The suggestion may be startling, but still it is practical, that it may yet be necessary, for the proper feeding of the community, that farming, like the policing of cities and the maintenance of an army and the conduct of the postal department, shall be done at the expense of the government. This seems to have been the method in Egypt in the days of Pharaoh and of Joseph, his steward, and America may yet have to revert to it. The Government will have either to manage the farms or assist the farmers; the people may choose which shall be done.

CHAPTER IX.
THE RUM POWER.

MOST people have heard of the man who in a difficulty with a vicious bull finally got the animal by the tail. He could not hurt the brute, yet he did not dare to let go, so he was slung about most unmercifully, and at last accounts he was still being slung. The bull was in the wrong, the man in the right; still he had the animal only by the tail: instead of quieting or frightening the brute, he merely made him angry and was severely punished for his well-meant efforts.

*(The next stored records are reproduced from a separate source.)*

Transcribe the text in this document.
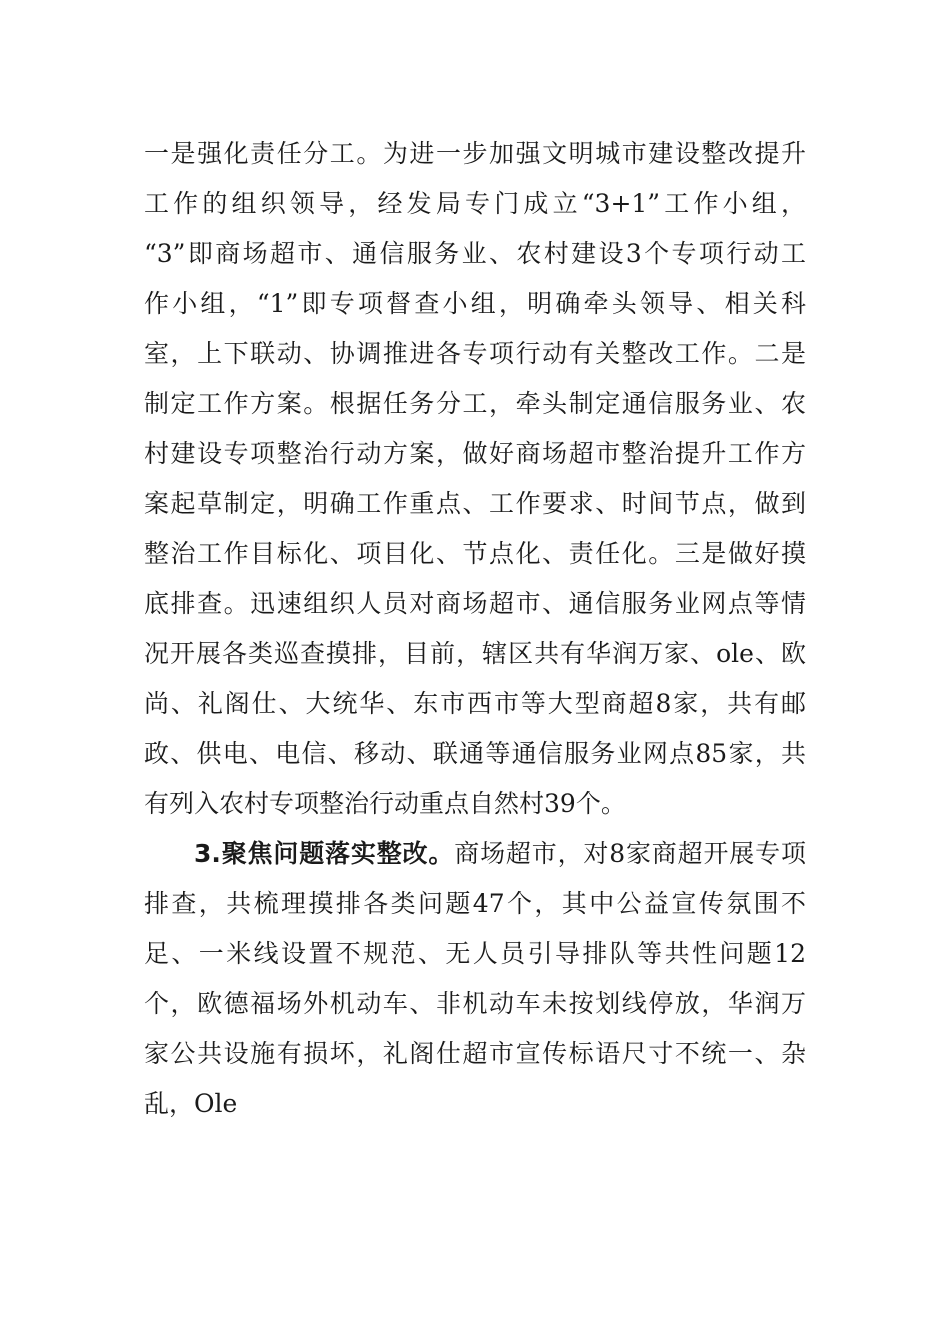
一是强化责任分工。为进一步加强文明城市建设整改提升
工作的组织领导，经发局专门成立“3+1”工作小组，
“3”即商场超市、通信服务业、农村建设3个专项行动工
作小组，“1”即专项督查小组，明确牵头领导、相关科
室，上下联动、协调推进各专项行动有关整改工作。二是
制定工作方案。根据任务分工，牵头制定通信服务业、农
村建设专项整治行动方案，做好商场超市整治提升工作方
案起草制定，明确工作重点、工作要求、时间节点，做到
整治工作目标化、项目化、节点化、责任化。三是做好摸
底排查。迅速组织人员对商场超市、通信服务业网点等情
况开展各类巡查摸排，目前，辖区共有华润万家、ole、欧
尚、礼阁仕、大统华、东市西市等大型商超8家，共有邮
政、供电、电信、移动、联通等通信服务业网点85家，共
有列入农村专项整治行动重点自然村39个。
3.聚焦问题落实整改。商场超市，对8家商超开展专项
排查，共梳理摸排各类问题47个，其中公益宣传氛围不
足、一米线设置不规范、无人员引导排队等共性问题12
个，欧德福场外机动车、非机动车未按划线停放，华润万
家公共设施有损坏，礼阁仕超市宣传标语尺寸不统一、杂
乱，Ole
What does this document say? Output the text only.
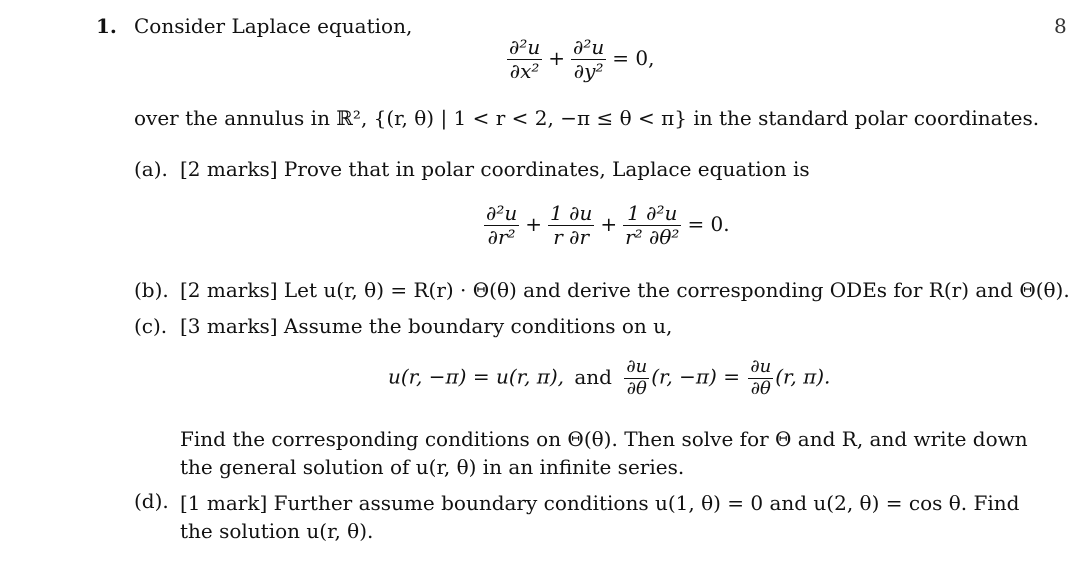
1. Consider Laplace equation,	8
$\frac{\text{∂²u}}{\text{∂x²}} + \frac{\text{∂²u}}{\text{∂y²}} = 0$,
over the annulus in ℝ², {(r, θ) | 1 < r < 2, −π ≤ θ < π} in the standard polar coordinates.
(a). [2 marks] Prove that in polar coordinates, Laplace equation is
$\frac{\text{∂²u}}{\text{∂r²}} + \frac{1 \partial u}{r \partial r} + \frac{\text{1 ∂²u}}{\text{r² ∂θ²}} = 0$.
(b). [2 marks] Let u(r, θ) = R(r) · Θ(θ) and derive the corresponding ODEs for R(r) and Θ(θ).
(c). [3 marks] Assume the boundary conditions on u,
u(r, −π) = u(r, π), and $\frac{\partial u}{\partial\theta} (r$, $-\pi) = \frac{\partial u}{\partial\theta} (r$, π).
Find the corresponding conditions on Θ(θ). Then solve for Θ and R, and write down the general solution of u(r, θ) in an infinite series.
(d). [1 mark] Further assume boundary conditions u(1, θ) = 0 and u(2, θ) = cos θ. Find the solution u(r, θ).
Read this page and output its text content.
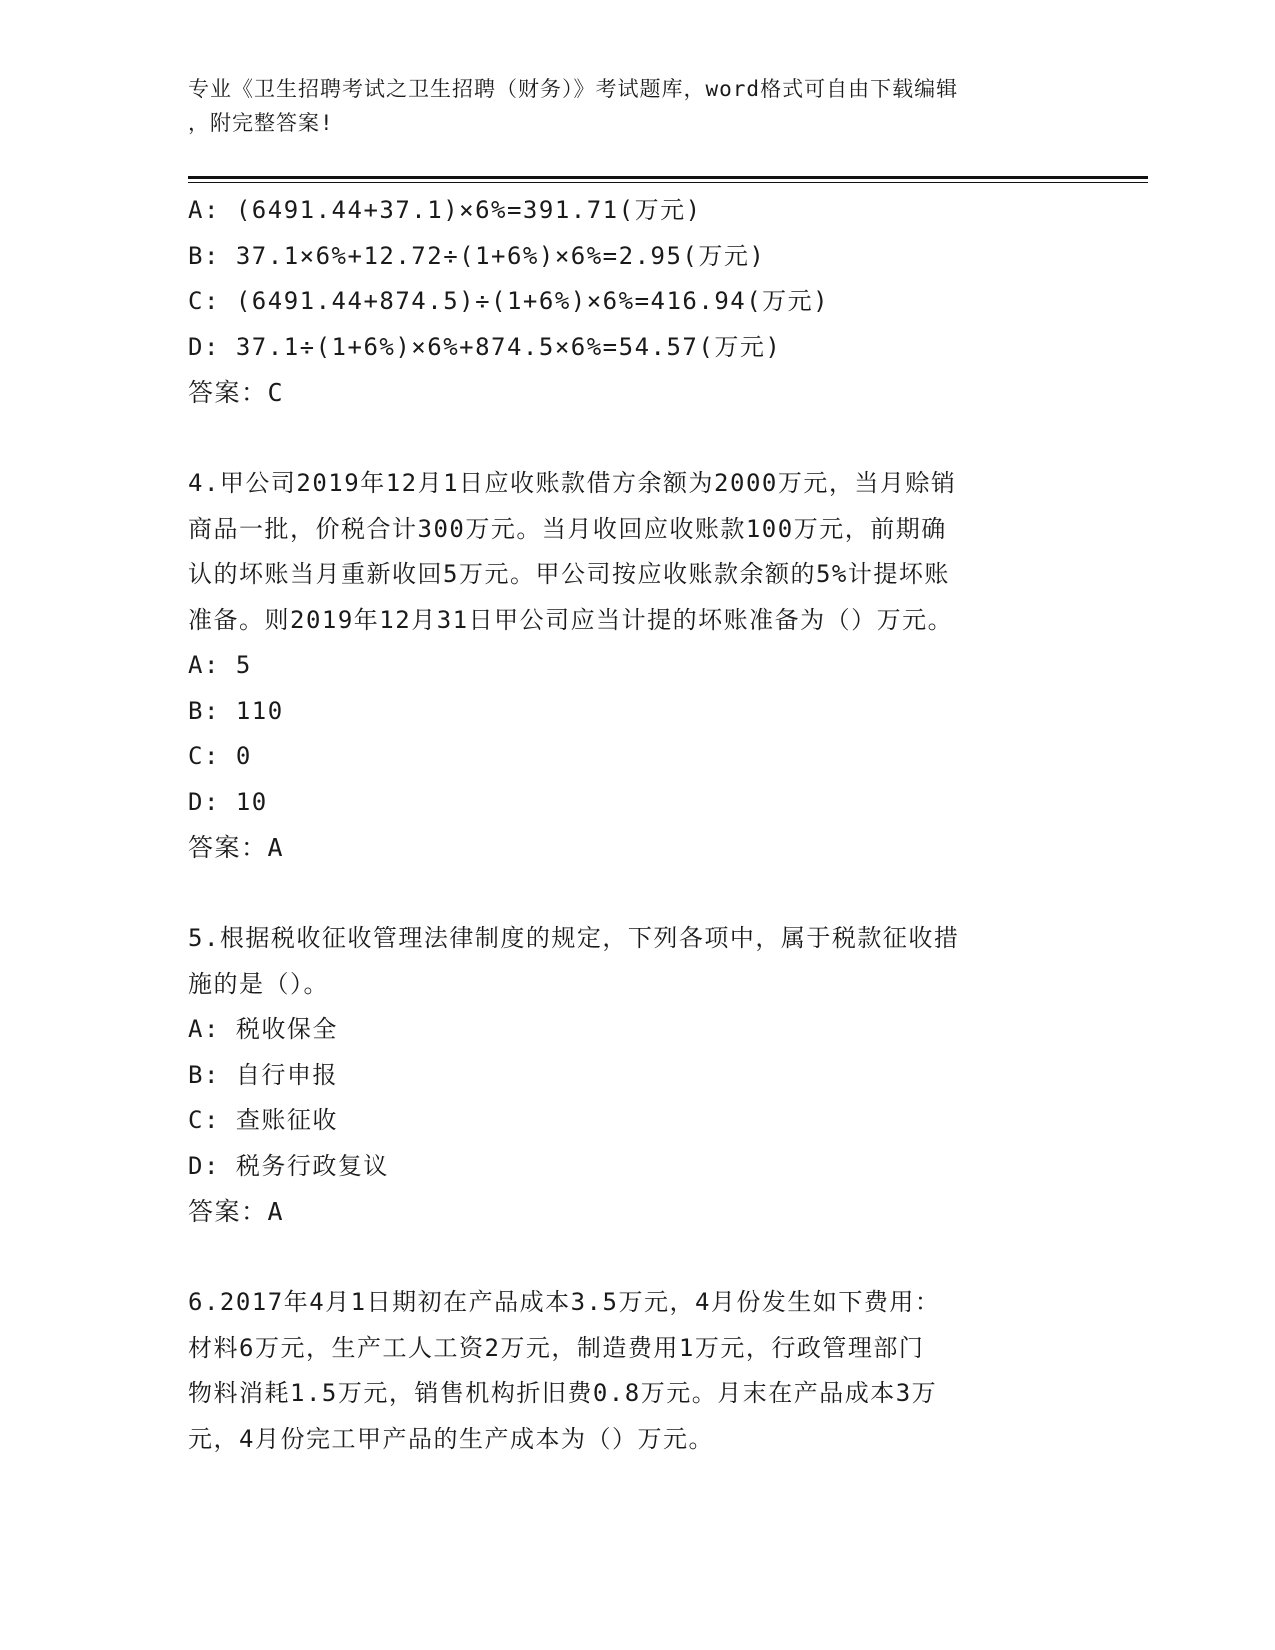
专业《卫生招聘考试之卫生招聘（财务）》考试题库，word格式可自由下载编辑
，附完整答案!
A: (6491.44+37.1)×6%=391.71(万元)
B: 37.1×6%+12.72÷(1+6%)×6%=2.95(万元)
C: (6491.44+874.5)÷(1+6%)×6%=416.94(万元)
D: 37.1÷(1+6%)×6%+874.5×6%=54.57(万元)
答案：C
4.甲公司2019年12月1日应收账款借方余额为2000万元，当月赊销
商品一批，价税合计300万元。当月收回应收账款100万元，前期确
认的坏账当月重新收回5万元。甲公司按应收账款余额的5%计提坏账
准备。则2019年12月31日甲公司应当计提的坏账准备为（）万元。
A: 5
B: 110
C: 0
D: 10
答案：A
5.根据税收征收管理法律制度的规定，下列各项中，属于税款征收措
施的是（）。
A: 税收保全
B: 自行申报
C: 查账征收
D: 税务行政复议
答案：A
6.2017年4月1日期初在产品成本3.5万元，4月份发生如下费用：
材料6万元，生产工人工资2万元，制造费用1万元，行政管理部门
物料消耗1.5万元，销售机构折旧费0.8万元。月末在产品成本3万
元，4月份完工甲产品的生产成本为（）万元。
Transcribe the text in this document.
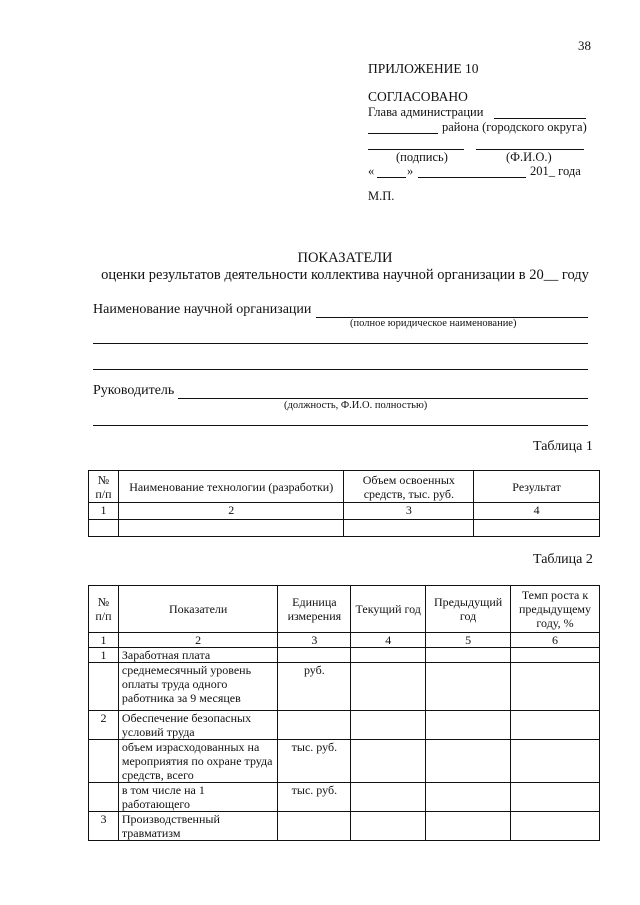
38
ПРИЛОЖЕНИЕ 10
СОГЛАСОВАНО
Глава администрации
района (городского округа)
(подпись)	(Ф.И.О.)
«	»	201_ года
М.П.
ПОКАЗАТЕЛИ
оценки результатов деятельности коллектива научной организации в 20__ году
Наименование научной организации
(полное юридическое наименование)
Руководитель
(должность, Ф.И.О. полностью)
Таблица 1
№ п/п	Наименование технологии (разработки)	Объем освоенных средств, тыс. руб.	Результат
1	2	3	4

Таблица 2
№ п/п	Показатели	Единица измерения	Текущий год	Предыдущий год	Темп роста к предыдущему году, %
1	2	3	4	5	6
1	Заработная плата				
	среднемесячный уровень оплаты труда одного работника за 9 месяцев	руб.			
2	Обеспечение безопасных условий труда				
	объем израсходованных на мероприятия по охране труда средств, всего	тыс. руб.			
	в том числе на 1 работающего	тыс. руб.			
3	Производственный травматизм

The people of the United States in their contest with the rum power are in the position of the man with the bull. The rum power is in the wrong; the people are in the right, yet they have the monster only by the tail, so they only worry him and make misery for themselves.

It is not necessary to recount the harm done individuals and families by the liquor traffic. Almost every charge that the most rabid prohibitionist makes can be substantiated by a thousand men who sell liquor, aside from what total abstainers may know or believe or imagine.